Shostakovich based his musical monogram neither on the spelling as we know them it in English or French (beginning with Sh) nor on his native Russian (where the initial sifflant is written as a single cyrillic letter that has no equivalent in the musical scale) but on the German spelling common for his name, Schostakowitsch. His famous signature motif D-S-C-H [= D-Eb-C-B] is used for the first time in the third and fourth movements of his Tenth Symphony, where, shortly after Stalin's death, it speaks for the composer's assertion of his individuality--a scandalously subversive act in Communist Russia. The later Eighth Quartet of 1960 is saturated with the DSCH motto.

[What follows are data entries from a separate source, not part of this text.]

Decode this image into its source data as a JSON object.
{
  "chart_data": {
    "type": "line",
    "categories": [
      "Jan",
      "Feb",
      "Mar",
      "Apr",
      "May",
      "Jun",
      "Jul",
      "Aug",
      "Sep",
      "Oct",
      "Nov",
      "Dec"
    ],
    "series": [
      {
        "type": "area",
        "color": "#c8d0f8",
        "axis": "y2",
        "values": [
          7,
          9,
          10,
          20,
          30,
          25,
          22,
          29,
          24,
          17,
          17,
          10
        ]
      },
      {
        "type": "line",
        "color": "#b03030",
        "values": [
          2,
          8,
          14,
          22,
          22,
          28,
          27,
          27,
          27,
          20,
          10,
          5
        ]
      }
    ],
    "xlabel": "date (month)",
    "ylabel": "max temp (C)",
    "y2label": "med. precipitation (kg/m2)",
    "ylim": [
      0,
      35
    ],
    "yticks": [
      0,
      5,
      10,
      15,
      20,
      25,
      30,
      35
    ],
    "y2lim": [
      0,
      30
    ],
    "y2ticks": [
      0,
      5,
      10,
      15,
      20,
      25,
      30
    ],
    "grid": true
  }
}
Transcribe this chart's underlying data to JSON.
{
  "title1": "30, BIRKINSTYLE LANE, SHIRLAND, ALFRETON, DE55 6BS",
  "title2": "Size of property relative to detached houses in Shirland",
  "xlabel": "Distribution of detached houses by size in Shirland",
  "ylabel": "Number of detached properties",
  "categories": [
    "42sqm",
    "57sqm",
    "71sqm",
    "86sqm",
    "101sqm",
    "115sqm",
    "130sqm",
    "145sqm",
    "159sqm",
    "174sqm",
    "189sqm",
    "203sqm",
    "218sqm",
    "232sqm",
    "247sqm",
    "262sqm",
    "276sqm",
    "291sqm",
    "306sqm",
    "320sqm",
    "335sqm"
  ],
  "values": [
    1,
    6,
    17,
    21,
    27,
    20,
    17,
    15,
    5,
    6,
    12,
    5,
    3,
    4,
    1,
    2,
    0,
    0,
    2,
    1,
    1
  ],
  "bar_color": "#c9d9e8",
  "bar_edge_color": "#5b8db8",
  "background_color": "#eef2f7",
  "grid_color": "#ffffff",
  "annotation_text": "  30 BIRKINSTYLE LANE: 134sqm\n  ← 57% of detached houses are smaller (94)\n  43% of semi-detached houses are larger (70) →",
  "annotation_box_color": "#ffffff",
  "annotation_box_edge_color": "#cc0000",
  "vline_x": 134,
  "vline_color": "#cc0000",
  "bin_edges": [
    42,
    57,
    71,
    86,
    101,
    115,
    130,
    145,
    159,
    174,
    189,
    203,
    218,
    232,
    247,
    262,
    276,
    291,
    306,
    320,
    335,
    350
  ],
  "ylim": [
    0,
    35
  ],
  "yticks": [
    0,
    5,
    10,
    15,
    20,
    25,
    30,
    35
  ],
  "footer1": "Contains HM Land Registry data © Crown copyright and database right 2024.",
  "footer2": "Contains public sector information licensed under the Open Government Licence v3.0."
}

For the purpose of my current argument, I am using "metaphor" as describing both placement and motion in auditory space and nuances of affective content. For a lucid investigation of the fuzzy boundaries and extremely varied landscapes within the territory of "musical metaphor," see Naomi Cumming, "Metaphor in Roger Scruton's aesthetics of music," Theory, analysis and meaning in music, ed. Anthony Pople (Cambridge: Cambridge University Press, 1994), pp. 3-28.


See Leonard Meyer's definition that "Musical meaning arises when our expectant habit responses are delayed or blocked--when the normal course of stylistic mental events is disturbed by some form of deviation" (Music, the Arts, and Ideas: Patterns and Predictions in Twentieth-Century Culture [Chicago and London: The University of Chicago Press, 1967], p. 10). More recently, Robert Hatten has made this point more explicitly in his crucial study on "markedness" as a generator of signification (Musical Meaning in Beethoven: Markedness, Correlation, and Interpretation [Bloomington: University of Indiana Press,1994]).


Carolyn Abbate, Unsung Voices: Opera and Musical Narrativity in the Nineteenth Century (Princeton, NJ: Princeton University Press, 1991), pp. xi-xii.


Atalanta fugiens by Michael Maier (1568-1622) is listed alternatively with the explanatory subtitle hoc est, emblemata nova de sacretis naturae chymica and the longer Secretioris naturae secretorum scrutinium chymicum per oculis et intellectui: accurate accommodata, figuris cupro, emblemata, epigrammata, illustratum, opusculum ingeniis alterioribus. The work was composed in 1617 and first published in 1618. The music is for three unspecified voices; the emblems are engravings in copper.


The most obvious examples of music integrating a strong visual element can be found in compositions written in graphic notation. This system of a composer's specifying or suggesting performance ideas developed from the verbal directions found in earlier scores, which were now expanded and, in part or in toto, replaced by imaginative symbols that intended to activate the performer's creative participation. Known at least since the middle of this century (Morton Feldman's Projections of 1950-51), this notational practice moved more and more into the area of non-specific analogy of sign and intended contents. However, I doubt that we are generally dealing here with a "piece of visual art" even on the simplest level of defining the term art. Notation, in all cases, is graphic in nature. And while an explicitly graphic notation of music that claims to do without any kind of "alphabet" or transliteration of clearly delineated phenomena takes the idea into often interesting territory, I would hesitate to count such scores among the "integrations of music and picture."


The scores of Sylvano Bussotti could be compared here with concrete poetry, in that the visual aspect of the written form conveys a message of its own.


For more details see Joza Karas, Music in Terezín 1941-1945 (New York: Beaufort Books, 1985).


As Carter tells it, he was inspired by Hart Crane's most famous poem and originally meant to base his composition directly on it. However, finding Crane's poetic language rather confusing while being fascinated by the poet's eccentric life, he decided to make his composition a synthesis of poetic transformation and portrait of a poet. In that sense, the work does not present a case of musical ekphrasis.